TJSC 2014.089395-8 (Acórdão)

Ementa
RESPONSABILIDADE CIVIL. TELEFONIA. INSCRIÇÃO DO NOME DE PESSOA JURÍDICA NOS CADASTROS DE PROTEÇÃO AO CRÉDITO. EMPRESA AUTORA QUE EXERCEU O DIREITO DE ARREPENDIMENTO. INCIDÊNCIA DO ART. 49 DO CÓDIGO DE DEFESA DO CONSUMIDOR. CONTRATO NÃO RESCINDIDO PELA RÉ. ENVIO DE FATURAS. SERVIÇO NÃO UTILIZADO. POSTERIOR NEGATIVAÇÃO. CONDUTA ILÍCITA. INEXISTÊNCIA DE DÉBITO. DEVER DE INDENIZAR MANTIDO. 1. Tratando-se de relação consumerista, por força da inversão do ônus da prova, cabe à parte ré a prova de que a inscrição do nome da autora nos cadastros de proteção ao crédito foi devida, sob pena de acolhimento do pleito inicial. 2. Caracteriza-se o dano moral da pessoa jurídica apenas quando há ofensa à sua honra objetiva, isto é, quando o ato ilícito reflete negativamente na sua imagem, nome ou credibilidade, como no caso de inscrição indevida do nome da empresa autora nos cadastros de proteção ao crédito.
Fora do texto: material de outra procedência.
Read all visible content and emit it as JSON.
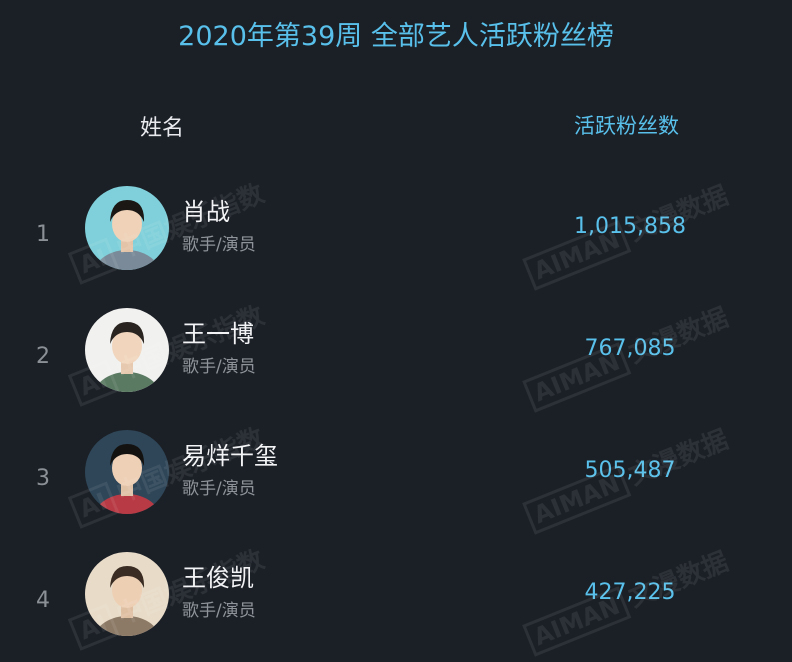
{
  "page": {
    "title": "2020年第39周 全部艺人活跃粉丝榜"
  },
  "table": {
    "headers": {
      "name": "姓名",
      "fans": "活跃粉丝数"
    },
    "rows": [
      {
        "rank": "1",
        "name": "肖战",
        "role": "歌手/演员",
        "fans": "1,015,858",
        "avatar_bg": "#7fd0da",
        "shirt": "#7a8a98"
      },
      {
        "rank": "2",
        "name": "王一博",
        "role": "歌手/演员",
        "fans": "767,085",
        "avatar_bg": "#f1f1ef",
        "shirt": "#5a7a62"
      },
      {
        "rank": "3",
        "name": "易烊千玺",
        "role": "歌手/演员",
        "fans": "505,487",
        "avatar_bg": "#2e4658",
        "shirt": "#b83a45"
      },
      {
        "rank": "4",
        "name": "王俊凯",
        "role": "歌手/演员",
        "fans": "427,225",
        "avatar_bg": "#e8dcc8",
        "shirt": "#8d7a66"
      }
    ]
  },
  "watermarks": {
    "left_text": "中国娱乐指数",
    "right_text": "文漫数据",
    "badge_left": "AI",
    "badge_right": "AIMAN"
  },
  "colors": {
    "background": "#1b1f26",
    "accent": "#58c0ea",
    "name_text": "#f2f3f5",
    "muted_text": "#8f949a"
  }
}
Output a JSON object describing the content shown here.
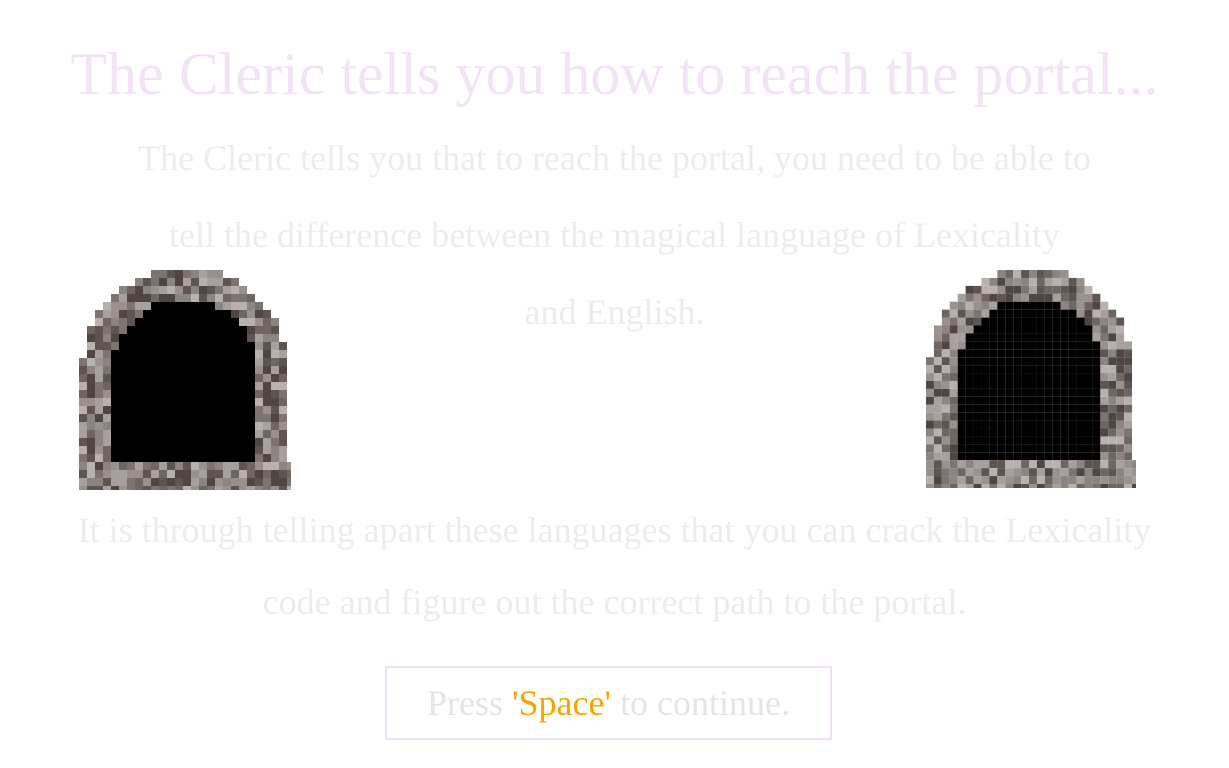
{
  "screen": {
    "title": "The Cleric tells you how to reach the portal...",
    "paragraph1": [
      "The Cleric tells you that to reach the portal, you need to be able to",
      "tell the difference between the magical language of Lexicality",
      "and English."
    ],
    "paragraph2": [
      "It is through telling apart these languages that you can crack the Lexicality",
      "code and figure out the correct path to the portal."
    ]
  },
  "prompt": {
    "before": "Press ",
    "key": "'Space'",
    "after": " to continue."
  },
  "colors": {
    "title": "#f3e3f6",
    "text": "#ececec",
    "key_highlight": "#f7a400",
    "prompt_border": "#efe0f4",
    "portal_interior": "#000000"
  },
  "icons": {
    "left_portal": "stone-archway-portal",
    "right_portal": "stone-archway-portal"
  }
}
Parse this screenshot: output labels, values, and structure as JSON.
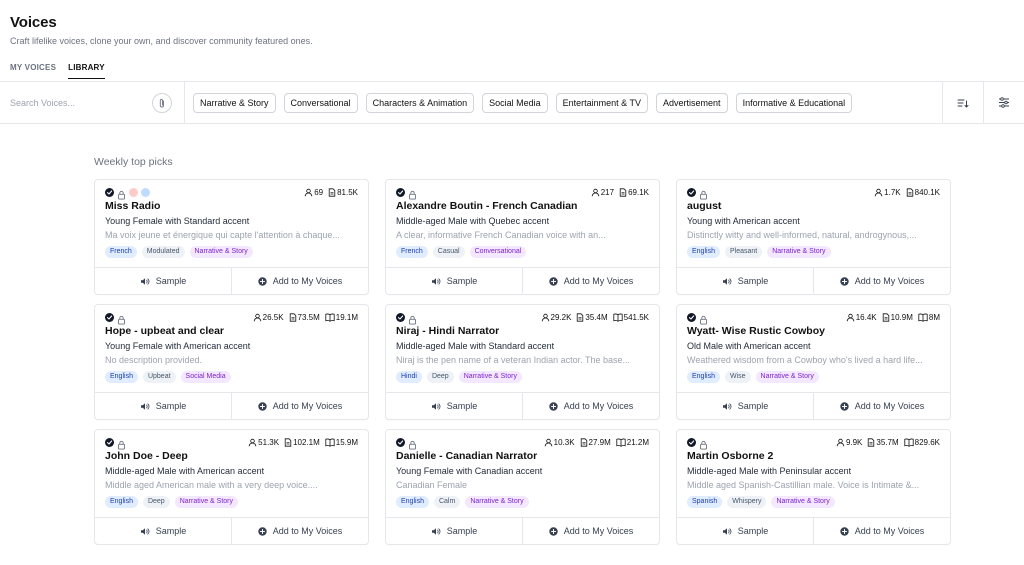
{
  "page": {
    "title": "Voices",
    "subtitle": "Craft lifelike voices, clone your own, and discover community featured ones."
  },
  "tabs": [
    {
      "label": "MY VOICES",
      "active": false
    },
    {
      "label": "LIBRARY",
      "active": true
    }
  ],
  "search": {
    "placeholder": "Search Voices...",
    "value": ""
  },
  "categories": [
    "Narrative & Story",
    "Conversational",
    "Characters & Animation",
    "Social Media",
    "Entertainment & TV",
    "Advertisement",
    "Informative & Educational"
  ],
  "section_title": "Weekly top picks",
  "actions": {
    "sample": "Sample",
    "add": "Add to My Voices"
  },
  "colors": {
    "accent": "#111827",
    "lang_tag": "#e0ecff",
    "trait_tag": "#eef2f7",
    "category_tag": "#f3e8ff"
  },
  "voices": [
    {
      "name": "Miss Radio",
      "accent": "Young Female with Standard accent",
      "description": "Ma voix jeune et énergique qui capte l'attention à chaque...",
      "stats": [
        "69",
        "81.5K"
      ],
      "tags": [
        "French",
        "Modulated",
        "Narrative & Story"
      ],
      "extra_dots": [
        "#fecaca",
        "#bfdbfe"
      ]
    },
    {
      "name": "Alexandre Boutin - French Canadian",
      "accent": "Middle-aged Male with Quebec accent",
      "description": "A clear, informative French Canadian voice with an...",
      "stats": [
        "217",
        "69.1K"
      ],
      "tags": [
        "French",
        "Casual",
        "Conversational"
      ],
      "extra_dots": []
    },
    {
      "name": "august",
      "accent": "Young with American accent",
      "description": "Distinctly witty and well-informed, natural, androgynous,...",
      "stats": [
        "1.7K",
        "840.1K"
      ],
      "tags": [
        "English",
        "Pleasant",
        "Narrative & Story"
      ],
      "extra_dots": []
    },
    {
      "name": "Hope - upbeat and clear",
      "accent": "Young Female with American accent",
      "description": "No description provided.",
      "stats": [
        "26.5K",
        "73.5M",
        "19.1M"
      ],
      "tags": [
        "English",
        "Upbeat",
        "Social Media"
      ],
      "extra_dots": []
    },
    {
      "name": "Niraj - Hindi Narrator",
      "accent": "Middle-aged Male with Standard accent",
      "description": "Niraj is the pen name of a veteran Indian actor. The base...",
      "stats": [
        "29.2K",
        "35.4M",
        "541.5K"
      ],
      "tags": [
        "Hindi",
        "Deep",
        "Narrative & Story"
      ],
      "extra_dots": []
    },
    {
      "name": "Wyatt- Wise Rustic Cowboy",
      "accent": "Old Male with American accent",
      "description": "Weathered wisdom from a Cowboy who's lived a hard life...",
      "stats": [
        "16.4K",
        "10.9M",
        "8M"
      ],
      "tags": [
        "English",
        "Wise",
        "Narrative & Story"
      ],
      "extra_dots": []
    },
    {
      "name": "John Doe - Deep",
      "accent": "Middle-aged Male with American accent",
      "description": "Middle aged American male with a very deep voice....",
      "stats": [
        "51.3K",
        "102.1M",
        "15.9M"
      ],
      "tags": [
        "English",
        "Deep",
        "Narrative & Story"
      ],
      "extra_dots": []
    },
    {
      "name": "Danielle - Canadian Narrator",
      "accent": "Young Female with Canadian accent",
      "description": "Canadian Female",
      "stats": [
        "10.3K",
        "27.9M",
        "21.2M"
      ],
      "tags": [
        "English",
        "Calm",
        "Narrative & Story"
      ],
      "extra_dots": []
    },
    {
      "name": "Martin Osborne 2",
      "accent": "Middle-aged Male with Peninsular accent",
      "description": "Middle aged Spanish-Castillian male. Voice is Intimate &...",
      "stats": [
        "9.9K",
        "35.7M",
        "829.6K"
      ],
      "tags": [
        "Spanish",
        "Whispery",
        "Narrative & Story"
      ],
      "extra_dots": []
    }
  ]
}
VALOR INDENIZATÓRIO. ARBITRAMENTO EM R$ 35.000,00 NA ORIGEM. PEDIDO DE REDUÇÃO. POSSIBILIDADE. MINORAÇÃO PARA R$ 20.000,00. VERBA ARBITRADA ACIMA DOS PARÂMETROS FIXADOS POR ESTA CÂMARA DE JUSTIÇA EM CASOS SEMELHANTES. O valor da indenização a ser arbitrada deve seguir critérios de razoabilidade e proporcionalidade, mostrando-se efetivo à repreensão do ilícito e à reparação do dano, sem, em contrapartida, constituir enriquecimento ilícito. SENTENÇA DE PROCEDÊNCIA REFORMADA, APENAS PARA REDUZIR O VALOR INDENIZATÓRIO. RECURSO CONHECIDO E PARCIALMENTE PROVIDO. (TJSC, Apelação Cível n. 2014.089395-8, de São José, rel. Des. Francisco Oliveira Neto, Segunda Câmara de Direito Público, j. 12-05-2015).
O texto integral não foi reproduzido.